Lar let out his breath as if he had been punched in the belly. “Not where we left her?” he croaked.
“I don’t know. It was too dark.”
Lar put his hand over his eyes. “O Sacred Mother…”
“What do you think it means?” Llen asked.
“I certainly hope that dragon wasn’t some friend of hers,” Imin chuckled.
“Do you think it has something to do with the elf Dre?” Dartesas asked.
They all waited for their leader to say something. After a while he dropped his hand and said, “I think not. Three winters passed between the last sighting of the dragon and the arrival of the elf Dre.”
“So do you think it has something to do with… what we did?” Dartesas murmured.
“Why?” Imin smiled. “We’ve done it before.”
“But that girl was a Scot girl,” Lar said.
“And?”
“And… I don’t know. But the elf Dre wants a half-elf child from the Scot girl and the Scot man.”
“What about the woman Ragnhild? She wasn’t a Scot woman.”
“No…” Lar murmured. “But her child’s father was a man.

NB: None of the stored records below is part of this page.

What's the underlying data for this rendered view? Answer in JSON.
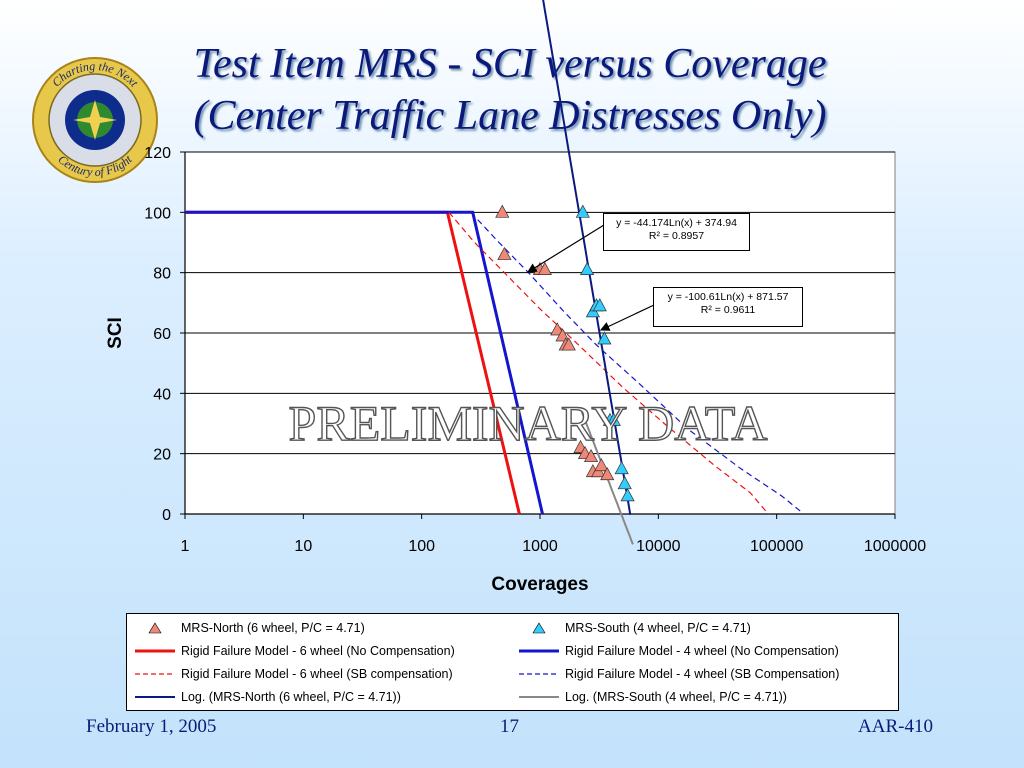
{
  "slide": {
    "title_line1": "Test Item MRS - SCI versus Coverage",
    "title_line2": "(Center Traffic Lane Distresses Only)",
    "footer_date": "February 1, 2005",
    "footer_page": "17",
    "footer_code": "AAR-410",
    "watermark": "PRELIMINARY DATA",
    "seal_text_top": "Charting the Next",
    "seal_text_bottom": "Century of Flight",
    "seal_ring": "FEDERAL AVIATION ADMINISTRATION"
  },
  "colors": {
    "title": "#0b1a7a",
    "north_marker": "#f08878",
    "south_marker": "#33ccff",
    "rigid6": "#ee1111",
    "rigid4": "#1515cc",
    "log_north": "#0a1a80",
    "log_south": "#888888"
  },
  "chart_data": {
    "type": "scatter",
    "title": "",
    "xlabel": "Coverages",
    "ylabel": "SCI",
    "x_scale": "log",
    "xlim": [
      1,
      1000000
    ],
    "ylim": [
      0,
      120
    ],
    "x_ticks": [
      "1",
      "10",
      "100",
      "1000",
      "10000",
      "100000",
      "1000000"
    ],
    "y_ticks": [
      "0",
      "20",
      "40",
      "60",
      "80",
      "100",
      "120"
    ],
    "grid": "horizontal",
    "legend_placement": "bottom",
    "series": [
      {
        "name": "MRS-North (6 wheel, P/C = 4.71)",
        "kind": "marker",
        "color": "#f08878",
        "points": [
          [
            480,
            100
          ],
          [
            500,
            86
          ],
          [
            1000,
            81
          ],
          [
            1100,
            81
          ],
          [
            1400,
            61
          ],
          [
            1550,
            59
          ],
          [
            1650,
            56
          ],
          [
            1750,
            56
          ],
          [
            2200,
            22
          ],
          [
            2400,
            20
          ],
          [
            2700,
            19
          ],
          [
            2800,
            14
          ],
          [
            3100,
            14
          ],
          [
            3300,
            16
          ],
          [
            3700,
            13
          ]
        ]
      },
      {
        "name": "MRS-South (4 wheel, P/C = 4.71)",
        "kind": "marker",
        "color": "#33ccff",
        "points": [
          [
            2300,
            100
          ],
          [
            2500,
            81
          ],
          [
            2800,
            67
          ],
          [
            3000,
            69
          ],
          [
            3200,
            69
          ],
          [
            3500,
            58
          ],
          [
            3900,
            31
          ],
          [
            4200,
            31
          ],
          [
            4900,
            15
          ],
          [
            5200,
            10
          ],
          [
            5500,
            6
          ]
        ]
      },
      {
        "name": "Rigid Failure Model - 6 wheel (No Compensation)",
        "kind": "line",
        "style": "solid",
        "color": "#ee1111",
        "points": [
          [
            1,
            100
          ],
          [
            165,
            100
          ],
          [
            670,
            0
          ]
        ]
      },
      {
        "name": "Rigid Failure Model - 4 wheel (No Compensation)",
        "kind": "line",
        "style": "solid",
        "color": "#1515cc",
        "points": [
          [
            1,
            100
          ],
          [
            270,
            100
          ],
          [
            1050,
            0
          ]
        ]
      },
      {
        "name": "Rigid Failure Model - 6 wheel (SB compensation)",
        "kind": "line",
        "style": "dashed",
        "color": "#ee1111",
        "points": [
          [
            170,
            100
          ],
          [
            280,
            90
          ],
          [
            500,
            80
          ],
          [
            1000,
            68
          ],
          [
            2000,
            57
          ],
          [
            5000,
            42
          ],
          [
            12000,
            29
          ],
          [
            30000,
            16
          ],
          [
            60000,
            7
          ],
          [
            85000,
            0
          ]
        ]
      },
      {
        "name": "Rigid Failure Model - 4 wheel (SB Compensation)",
        "kind": "line",
        "style": "dashed",
        "color": "#1515cc",
        "points": [
          [
            260,
            100
          ],
          [
            450,
            90
          ],
          [
            800,
            80
          ],
          [
            1600,
            67
          ],
          [
            3000,
            56
          ],
          [
            7000,
            43
          ],
          [
            18000,
            28
          ],
          [
            50000,
            15
          ],
          [
            110000,
            6
          ],
          [
            170000,
            0
          ]
        ]
      },
      {
        "name": "Log. (MRS-North (6 wheel, P/C = 4.71))",
        "kind": "trendline",
        "style": "solid",
        "color": "#0a1a80",
        "equation": "y = -100.61Ln(x) + 871.57",
        "r2": "R² = 0.9611",
        "a": -100.61,
        "b": 871.57,
        "x_range": [
          450,
          5800
        ]
      },
      {
        "name": "Log. (MRS-South (4 wheel, P/C = 4.71))",
        "kind": "trendline",
        "style": "solid",
        "color": "#888888",
        "equation": "y = -44.174Ln(x) + 374.94",
        "r2": "R² = 0.8957",
        "a": -44.174,
        "b": 374.94,
        "x_range": [
          2250,
          6100
        ]
      }
    ],
    "annotations": [
      {
        "text_line1": "y = -44.174Ln(x) + 374.94",
        "text_line2": "R² = 0.8957"
      },
      {
        "text_line1": "y = -100.61Ln(x) + 871.57",
        "text_line2": "R² = 0.9611"
      }
    ]
  }
}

I suppose that was different.”
“So…?”
“I don’t know,” Lar sighed, and he was his weary, sorrowful, despairing self again. “I need to think. All of you, go home to your wives.”
“My wife won’t be thanking you for that!” Imin laughed.
“Be kind to her, please.” Lar’s body swayed with weariness.
“How do you want me to do that? You should have seen the fit she threw when she saw me come in with blood all down the front of me. Why do you think I went out again?”
“Should have told her we took a deer,” Llen said.
“On the night-dark-moon? Anyway, then she’d be clamoring for the meat.”
Llen nodded. “True…”
“I wonder what Scot girl meat tastes like?” Imin giggled. “If I didn’t tell her…”
“Get out before I puke all down the front of you,” Lar growled.
“Fancy explaining that to my wife!”
“Out.”
Lar could, with a single, softly-spoken word, command both respect and obedience. Dartesas hoped the elf Dre would recognize the worth of such an elf. They had been leaderless before him, and they would be leaderless after him. Or worse – with the elf Dre as leader over them, returning them to the very life of degradation and cowering submission they were trying to escape.